For Gittens, as LGA is primarily a domestic airport, its future architects shouldn’t craft anything too grand, and therefore expensive, in terms of soaring, dramatic entrances and such.
“The key thing is to make it efficient,” she said. “Most of your passengers are business travelers, so focus on making their travel experience as efficient as possible: Encourage them to use technology to pass through the airport, rather than having lots of check-in desks, for example.
“Passengers don’t see how an airport looks, they just want to be able to navigate their way through it as easily as possible.”
Tampa and Denver are two of Gittens’s favorite airports for their ease, while internationally Amsterdam’s Schiphol, while enormous, also “has a logic to it, and an organic feel” that helps passengers pass through it, she added.
“We’re trying to sneak design into people’s airport experience,” said Osbaugh. “Yes, primarily passengers want function and efficiency, but we can still create a beautiful envelope and spaces around that.”
The “sheer magnitude of the moves” of Heathrow’s Terminal 5—its transitions and soaring design—“create an aha moment” for Osbaugh.
JetBlue’s terminal at JFK is, for him, an excellent marriage of function and beauty, the perfect balance of “landside space” and “airside space,” with a sweeping logic taking the passenger through security into a space “that opens up into a marketplace.”
At Gensler, the designers call the mood transition they imagine for passengers as moving from the “42nd Street” of check-in and security—a manageable bustle and blur—through to the more pleasant and appealing “Central Park” of restaurants, concessions, and shops of the area past security.
When Osbaugh was an 8-year-old boy, the first airport he recalls being in—and being fascinated by—was the old Reagan National airport in Washington. He didn’t immediately think designing airports would become his job, but he feels immense pride in designing airports and how that task encapsulates both the civic and commercial.
“An airport is like a separate city within a city with all these living organisms in it. You are part-architect, part-therapist,” he said. “You are trying to mitigate people’s stress at every level, even if a lot of people’s frustration is out of design’s control—it’s the TSA, or storm delays.

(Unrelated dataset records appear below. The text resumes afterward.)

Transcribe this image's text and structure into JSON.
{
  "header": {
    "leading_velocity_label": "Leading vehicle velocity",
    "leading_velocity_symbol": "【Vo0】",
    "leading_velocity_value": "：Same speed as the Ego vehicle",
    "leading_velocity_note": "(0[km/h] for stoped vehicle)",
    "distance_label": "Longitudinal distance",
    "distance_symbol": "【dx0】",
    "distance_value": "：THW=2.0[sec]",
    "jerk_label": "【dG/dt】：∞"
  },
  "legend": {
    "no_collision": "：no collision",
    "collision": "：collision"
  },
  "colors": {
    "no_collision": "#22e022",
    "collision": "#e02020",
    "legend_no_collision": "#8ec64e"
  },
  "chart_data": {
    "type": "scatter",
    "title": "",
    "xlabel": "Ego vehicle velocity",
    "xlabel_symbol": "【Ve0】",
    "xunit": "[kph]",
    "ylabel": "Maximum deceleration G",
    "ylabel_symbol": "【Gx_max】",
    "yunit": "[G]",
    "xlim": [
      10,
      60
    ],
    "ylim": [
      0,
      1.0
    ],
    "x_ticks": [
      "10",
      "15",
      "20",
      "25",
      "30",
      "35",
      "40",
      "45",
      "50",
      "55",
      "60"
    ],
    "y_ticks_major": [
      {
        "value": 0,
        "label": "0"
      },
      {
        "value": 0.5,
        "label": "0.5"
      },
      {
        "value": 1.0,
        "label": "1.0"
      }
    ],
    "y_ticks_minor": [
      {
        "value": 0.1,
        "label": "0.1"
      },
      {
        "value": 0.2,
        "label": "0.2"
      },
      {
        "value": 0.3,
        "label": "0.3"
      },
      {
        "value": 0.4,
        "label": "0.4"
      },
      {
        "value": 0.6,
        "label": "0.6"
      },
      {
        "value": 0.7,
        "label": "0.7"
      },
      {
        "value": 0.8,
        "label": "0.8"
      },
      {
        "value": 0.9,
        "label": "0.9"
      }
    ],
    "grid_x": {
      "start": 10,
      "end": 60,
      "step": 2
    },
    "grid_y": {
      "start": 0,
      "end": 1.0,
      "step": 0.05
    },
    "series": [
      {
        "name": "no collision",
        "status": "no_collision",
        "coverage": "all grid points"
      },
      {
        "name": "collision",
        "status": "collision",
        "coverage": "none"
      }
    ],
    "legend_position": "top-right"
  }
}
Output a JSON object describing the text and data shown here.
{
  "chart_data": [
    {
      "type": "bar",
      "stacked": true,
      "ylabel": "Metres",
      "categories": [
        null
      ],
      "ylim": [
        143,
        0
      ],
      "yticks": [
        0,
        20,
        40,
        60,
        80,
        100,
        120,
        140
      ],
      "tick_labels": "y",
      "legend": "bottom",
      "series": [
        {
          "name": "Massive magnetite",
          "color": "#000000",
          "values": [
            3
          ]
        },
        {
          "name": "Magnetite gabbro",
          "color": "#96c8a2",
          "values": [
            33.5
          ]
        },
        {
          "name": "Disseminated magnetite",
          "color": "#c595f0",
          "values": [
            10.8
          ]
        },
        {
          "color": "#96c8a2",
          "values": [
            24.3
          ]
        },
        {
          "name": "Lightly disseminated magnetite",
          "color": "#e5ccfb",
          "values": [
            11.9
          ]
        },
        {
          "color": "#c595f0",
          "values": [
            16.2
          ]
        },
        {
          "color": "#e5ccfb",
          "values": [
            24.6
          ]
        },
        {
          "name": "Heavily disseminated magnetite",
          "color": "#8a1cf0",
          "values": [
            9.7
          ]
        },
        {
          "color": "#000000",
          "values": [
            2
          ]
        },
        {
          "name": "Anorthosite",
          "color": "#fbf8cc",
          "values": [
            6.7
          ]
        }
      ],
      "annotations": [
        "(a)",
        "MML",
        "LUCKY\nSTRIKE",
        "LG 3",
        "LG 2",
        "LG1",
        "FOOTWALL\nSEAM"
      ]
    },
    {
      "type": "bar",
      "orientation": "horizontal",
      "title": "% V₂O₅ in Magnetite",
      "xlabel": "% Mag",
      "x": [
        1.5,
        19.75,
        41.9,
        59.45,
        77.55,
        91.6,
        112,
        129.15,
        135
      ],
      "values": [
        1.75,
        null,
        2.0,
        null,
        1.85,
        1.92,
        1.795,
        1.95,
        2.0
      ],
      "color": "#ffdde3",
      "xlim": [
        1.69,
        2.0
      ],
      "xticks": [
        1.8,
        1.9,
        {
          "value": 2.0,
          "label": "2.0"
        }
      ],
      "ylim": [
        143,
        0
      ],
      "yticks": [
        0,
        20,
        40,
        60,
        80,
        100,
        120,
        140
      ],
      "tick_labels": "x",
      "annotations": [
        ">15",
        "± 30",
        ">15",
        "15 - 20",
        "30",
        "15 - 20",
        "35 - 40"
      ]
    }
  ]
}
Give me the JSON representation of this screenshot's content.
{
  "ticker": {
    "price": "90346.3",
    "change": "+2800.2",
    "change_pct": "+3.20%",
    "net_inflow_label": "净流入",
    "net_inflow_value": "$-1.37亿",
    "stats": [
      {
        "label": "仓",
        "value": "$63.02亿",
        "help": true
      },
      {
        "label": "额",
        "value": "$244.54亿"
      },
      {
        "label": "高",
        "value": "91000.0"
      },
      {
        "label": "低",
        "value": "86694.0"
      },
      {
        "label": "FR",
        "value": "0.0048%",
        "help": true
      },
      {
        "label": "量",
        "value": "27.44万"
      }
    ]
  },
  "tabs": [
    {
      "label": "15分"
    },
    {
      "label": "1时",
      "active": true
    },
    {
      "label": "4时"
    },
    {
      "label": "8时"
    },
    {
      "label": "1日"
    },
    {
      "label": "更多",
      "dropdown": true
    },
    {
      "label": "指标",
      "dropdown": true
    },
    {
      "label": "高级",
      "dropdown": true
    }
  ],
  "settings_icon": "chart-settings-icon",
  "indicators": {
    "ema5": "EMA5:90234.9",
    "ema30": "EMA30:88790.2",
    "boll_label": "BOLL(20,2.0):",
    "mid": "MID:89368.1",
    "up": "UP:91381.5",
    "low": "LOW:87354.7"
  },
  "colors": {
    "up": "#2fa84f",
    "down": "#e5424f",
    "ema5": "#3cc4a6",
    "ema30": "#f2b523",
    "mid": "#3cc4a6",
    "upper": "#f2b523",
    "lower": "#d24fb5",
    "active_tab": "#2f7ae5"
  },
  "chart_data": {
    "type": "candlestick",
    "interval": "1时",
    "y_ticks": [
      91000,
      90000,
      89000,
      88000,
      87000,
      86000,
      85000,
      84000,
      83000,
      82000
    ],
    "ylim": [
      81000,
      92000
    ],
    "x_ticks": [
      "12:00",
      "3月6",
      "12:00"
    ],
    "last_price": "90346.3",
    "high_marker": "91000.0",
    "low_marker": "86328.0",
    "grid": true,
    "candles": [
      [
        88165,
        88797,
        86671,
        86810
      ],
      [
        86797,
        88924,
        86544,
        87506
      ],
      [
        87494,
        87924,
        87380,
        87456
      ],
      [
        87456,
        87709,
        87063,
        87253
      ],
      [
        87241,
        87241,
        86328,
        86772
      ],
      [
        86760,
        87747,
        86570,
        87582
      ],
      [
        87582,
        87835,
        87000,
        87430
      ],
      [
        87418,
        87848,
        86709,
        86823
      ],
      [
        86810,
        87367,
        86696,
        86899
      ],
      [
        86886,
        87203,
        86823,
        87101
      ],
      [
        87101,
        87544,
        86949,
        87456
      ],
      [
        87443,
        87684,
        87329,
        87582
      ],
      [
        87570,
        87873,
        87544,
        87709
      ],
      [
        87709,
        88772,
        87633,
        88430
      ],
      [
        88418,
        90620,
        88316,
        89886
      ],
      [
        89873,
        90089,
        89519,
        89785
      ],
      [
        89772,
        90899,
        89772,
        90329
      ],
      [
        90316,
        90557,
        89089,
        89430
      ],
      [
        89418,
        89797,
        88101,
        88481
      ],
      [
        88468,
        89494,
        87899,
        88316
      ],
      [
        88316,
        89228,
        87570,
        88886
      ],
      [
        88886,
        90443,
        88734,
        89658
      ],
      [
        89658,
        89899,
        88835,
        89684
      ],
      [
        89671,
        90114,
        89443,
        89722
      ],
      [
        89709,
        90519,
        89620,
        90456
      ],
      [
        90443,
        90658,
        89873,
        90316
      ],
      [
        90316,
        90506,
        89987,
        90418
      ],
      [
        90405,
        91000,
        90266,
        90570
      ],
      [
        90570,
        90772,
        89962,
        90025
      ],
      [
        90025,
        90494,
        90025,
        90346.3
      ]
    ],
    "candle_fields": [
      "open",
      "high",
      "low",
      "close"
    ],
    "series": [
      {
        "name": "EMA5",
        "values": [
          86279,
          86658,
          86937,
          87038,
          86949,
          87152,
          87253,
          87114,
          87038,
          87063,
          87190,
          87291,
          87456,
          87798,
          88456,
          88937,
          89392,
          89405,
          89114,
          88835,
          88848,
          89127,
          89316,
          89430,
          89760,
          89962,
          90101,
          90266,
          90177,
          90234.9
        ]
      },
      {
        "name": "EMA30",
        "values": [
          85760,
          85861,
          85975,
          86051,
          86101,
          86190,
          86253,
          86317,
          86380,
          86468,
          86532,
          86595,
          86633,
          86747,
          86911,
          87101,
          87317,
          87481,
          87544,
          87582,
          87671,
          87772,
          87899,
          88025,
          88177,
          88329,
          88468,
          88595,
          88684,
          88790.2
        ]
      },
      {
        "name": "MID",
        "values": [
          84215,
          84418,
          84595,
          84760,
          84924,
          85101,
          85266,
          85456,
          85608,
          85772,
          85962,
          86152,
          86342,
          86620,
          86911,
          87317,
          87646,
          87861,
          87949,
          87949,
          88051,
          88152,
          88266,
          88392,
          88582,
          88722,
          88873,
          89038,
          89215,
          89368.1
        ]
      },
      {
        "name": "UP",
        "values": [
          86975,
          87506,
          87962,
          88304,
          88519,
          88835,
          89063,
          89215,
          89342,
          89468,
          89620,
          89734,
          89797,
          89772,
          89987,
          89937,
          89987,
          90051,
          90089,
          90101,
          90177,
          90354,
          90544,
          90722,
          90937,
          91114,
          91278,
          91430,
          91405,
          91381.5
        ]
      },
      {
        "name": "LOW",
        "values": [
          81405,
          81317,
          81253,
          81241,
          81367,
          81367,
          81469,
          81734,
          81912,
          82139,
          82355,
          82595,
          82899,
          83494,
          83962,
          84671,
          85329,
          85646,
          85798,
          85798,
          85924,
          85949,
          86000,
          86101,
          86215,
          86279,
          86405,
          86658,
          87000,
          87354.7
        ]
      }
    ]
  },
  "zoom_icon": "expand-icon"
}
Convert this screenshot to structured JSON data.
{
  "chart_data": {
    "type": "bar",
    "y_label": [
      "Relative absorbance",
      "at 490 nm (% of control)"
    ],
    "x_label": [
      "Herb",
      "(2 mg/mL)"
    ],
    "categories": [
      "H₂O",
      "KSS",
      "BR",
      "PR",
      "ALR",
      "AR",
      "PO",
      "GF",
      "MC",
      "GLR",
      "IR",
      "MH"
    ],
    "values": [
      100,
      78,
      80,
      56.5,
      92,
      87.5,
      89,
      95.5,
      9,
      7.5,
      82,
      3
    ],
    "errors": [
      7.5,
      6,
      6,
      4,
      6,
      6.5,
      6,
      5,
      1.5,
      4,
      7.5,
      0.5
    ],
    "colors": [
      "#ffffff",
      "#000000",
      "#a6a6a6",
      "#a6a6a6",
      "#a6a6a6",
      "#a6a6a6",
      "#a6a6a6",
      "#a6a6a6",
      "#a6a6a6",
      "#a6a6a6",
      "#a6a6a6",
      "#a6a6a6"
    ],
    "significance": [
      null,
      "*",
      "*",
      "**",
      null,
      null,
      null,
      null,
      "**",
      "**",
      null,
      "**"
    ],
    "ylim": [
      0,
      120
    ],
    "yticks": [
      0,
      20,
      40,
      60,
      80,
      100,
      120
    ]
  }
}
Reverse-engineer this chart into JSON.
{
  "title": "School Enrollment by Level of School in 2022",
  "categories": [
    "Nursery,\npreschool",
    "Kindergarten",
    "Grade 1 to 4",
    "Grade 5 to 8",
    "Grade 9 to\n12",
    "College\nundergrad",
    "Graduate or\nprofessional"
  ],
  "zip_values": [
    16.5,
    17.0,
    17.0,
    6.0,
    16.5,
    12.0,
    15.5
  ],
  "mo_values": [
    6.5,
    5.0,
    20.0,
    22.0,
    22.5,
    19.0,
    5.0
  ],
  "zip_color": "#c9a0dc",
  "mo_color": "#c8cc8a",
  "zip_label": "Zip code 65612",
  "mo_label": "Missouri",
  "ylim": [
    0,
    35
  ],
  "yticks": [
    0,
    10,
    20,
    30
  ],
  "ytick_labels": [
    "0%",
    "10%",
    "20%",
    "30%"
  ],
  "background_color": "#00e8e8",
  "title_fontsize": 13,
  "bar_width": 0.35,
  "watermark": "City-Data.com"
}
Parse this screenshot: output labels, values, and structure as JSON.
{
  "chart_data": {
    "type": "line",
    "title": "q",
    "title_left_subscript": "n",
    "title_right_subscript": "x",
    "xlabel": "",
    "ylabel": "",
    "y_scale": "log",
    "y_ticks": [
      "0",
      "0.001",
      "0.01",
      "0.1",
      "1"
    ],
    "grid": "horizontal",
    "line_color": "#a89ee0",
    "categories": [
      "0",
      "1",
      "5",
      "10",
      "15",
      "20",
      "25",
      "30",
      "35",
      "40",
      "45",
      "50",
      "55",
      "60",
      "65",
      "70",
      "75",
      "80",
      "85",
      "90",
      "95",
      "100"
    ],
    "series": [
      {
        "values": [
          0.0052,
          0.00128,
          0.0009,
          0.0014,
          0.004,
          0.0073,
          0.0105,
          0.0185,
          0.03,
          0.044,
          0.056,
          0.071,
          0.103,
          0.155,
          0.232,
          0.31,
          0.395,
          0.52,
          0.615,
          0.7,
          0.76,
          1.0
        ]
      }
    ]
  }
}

What we’re trying to do is create good spaces around those things, to use design to help wash or cleanse people’s systems of those frustrations.”
Brian Sills came up with one last “pro” that will likely not disappear with the new terminal.
“Often when you are flying in to NYC and landing at LGA, you get some of the best views of the city,” he said. “They often come up from the south, over the harbor, the Statue of Liberty, and up the East River. The views are spectacular. But once you land, you gird your loins and bolt for the taxi stand.”
Perhaps, if LaGuardia is stylishly reborn in 2019, he won’t be bolting for that taxi stand.